Wednesday, March 30, 2011

Test, Test, Test

I am working on some of the relational code in our server and decided to test performance of a small function to see which alternative was faster.  The function tests if a string contains all whitespace and I thought one alternative may be much faster than the other. 

The first alternative uses regular expressions.  It does look more elegant, but I didn't look at the Java source code to see what it is actually doing.  Further, I don't use regular expressions much and thought I would take the opportunity to see if it would help me in my quest for performance.  Regular expressions can do some complex processing, so it makes sense they may not be real fast, but for some reason I thought this option may be better. 

The second alternative merely trims the string and evaluates whether the length of the trimmed string is zero (in which case, of course, the original string was all spaces).  This alternative creates a new String object each time it is called and thus I thought it may have some performance problems.

Here is the code:

public static void main(String[] args) {
  performanceTest("   ", 1000000, 1);
  performanceTest("   ", 1000000, 2);
  performanceTest(" bogus ", 1000000, 1);
  performanceTest(" bogus ", 1000000, 2);
}

static boolean isWhiteSpaces( String s ) {
  return s != null && s.matches("\\s*");
}

static boolean isWhiteSpaces2( String s ) {
  return s.trim().length() == 0;
}

public static void performanceTest(String s, int loops, int version) {
  long start = System.currentTimeMillis();

  for (int i = 0; i < loops; i++) {
    if (version == 1) {
      isWhiteSpaces(s);
    } else {
      isWhiteSpaces2(s);
    }
  }

  System.out.println("Total time for " + loops + 
                     " loops using algorithm #" + 
                     version + ": " + 
                 (System.currentTimeMillis() - start));
}

I was surprised at the difference in the performance:
Total time for 1000000 loops using algorithm #1: 1042
Total time for 1000000 loops using algorithm #2: 41
Total time for 1000000 loops using algorithm #1: 991
Total time for 1000000 loops using algorithm #2: 41
The second option, which trims the string, then compares the length, wins hands down.  Now I know which option I will use in my code.

3 comments:

Robb Salzmann said...

Hi Tim,

That makes sense - great tip. I think beneath the covers Java stores Strings as char arrays, so anytime you can get away with just using .length() to satisfy your parse, it should be as fast as myArray.length . Java (documentation claim that it will) try to optimize string mangling in its regex libraries, but for something simple like this, your idea is elegant and _easy_!. Leave regex's for the PERL nerds :)

Tim Tow said...

Actually, the trim() method returns a new String object as the String object itself is immutable. Generally, the best practice is to not create new objects due to performance reasons, but in this case, it seems to be the much more performant option. As I say, test, test, test!

Tim

Jason said...

Tim, you're absolutely right.

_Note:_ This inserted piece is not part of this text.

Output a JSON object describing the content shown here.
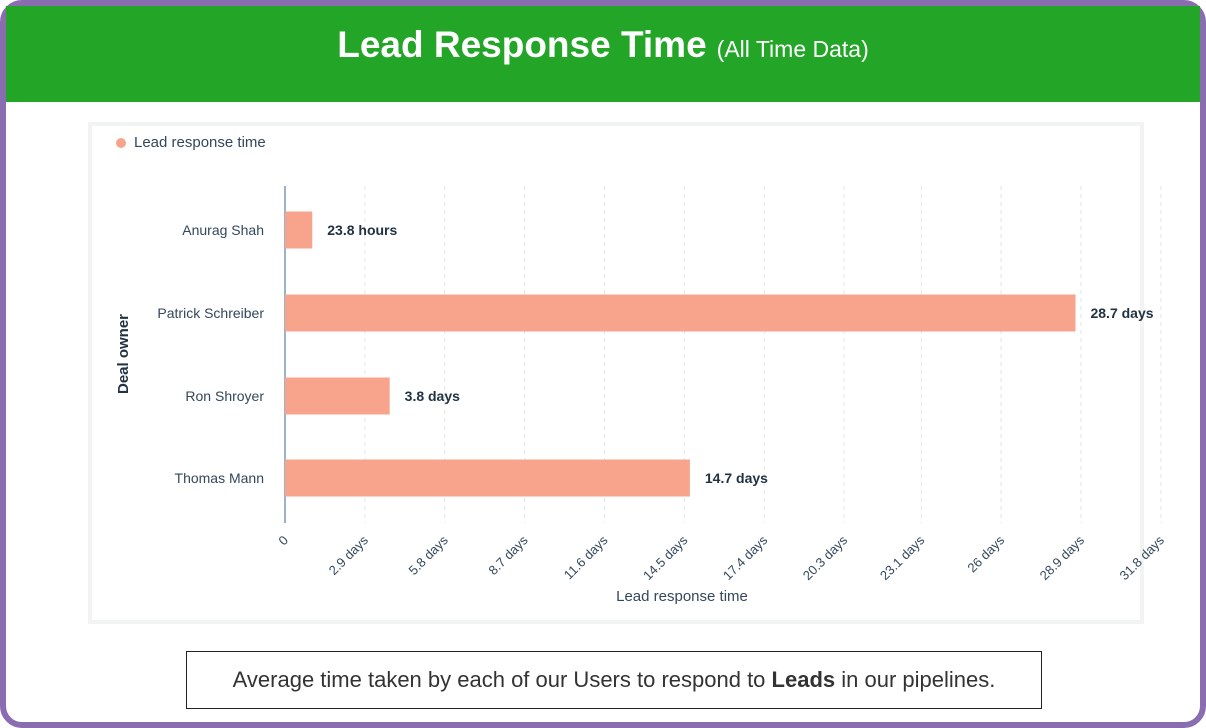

Using regex's in this case is slow because the regex parser is a relatively heavy object. Using trim() creates a new String object which is also relatively heavy. Yet there is even another way to go that gets what you want without creating an intermediary String. It is more code than your solution, but under the covers it is probably less code, and my quick and dirty performance test indicates that it's a winner on my machine.

I have introduced a third test to your code, and to make the performance comparison even more dramatic, increased the iterations by a factor of 10. Here is the new function:


static boolean isWhiteSpaces3(String s) {
for (int i = 0; i < s.length(); i++) {
if (s.charAt(i) != ' ') {
return false;
}
}
return true;
}

And the results on my machine:

Total time for 10000000 loops using algorithm #1: 2722
Total time for 10000000 loops using algorithm #2: 92
Total time for 10000000 loops using algorithm #3: 66
Total time for 10000000 loops using algorithm #1: 2694
Total time for 10000000 loops using algorithm #2: 135
Total time for 10000000 loops using algorithm #3: 50

Note that, of course, my solution is ever so slightly different than yours because it only looks for a space character, not any sort of white space (tab, carriage return, new line).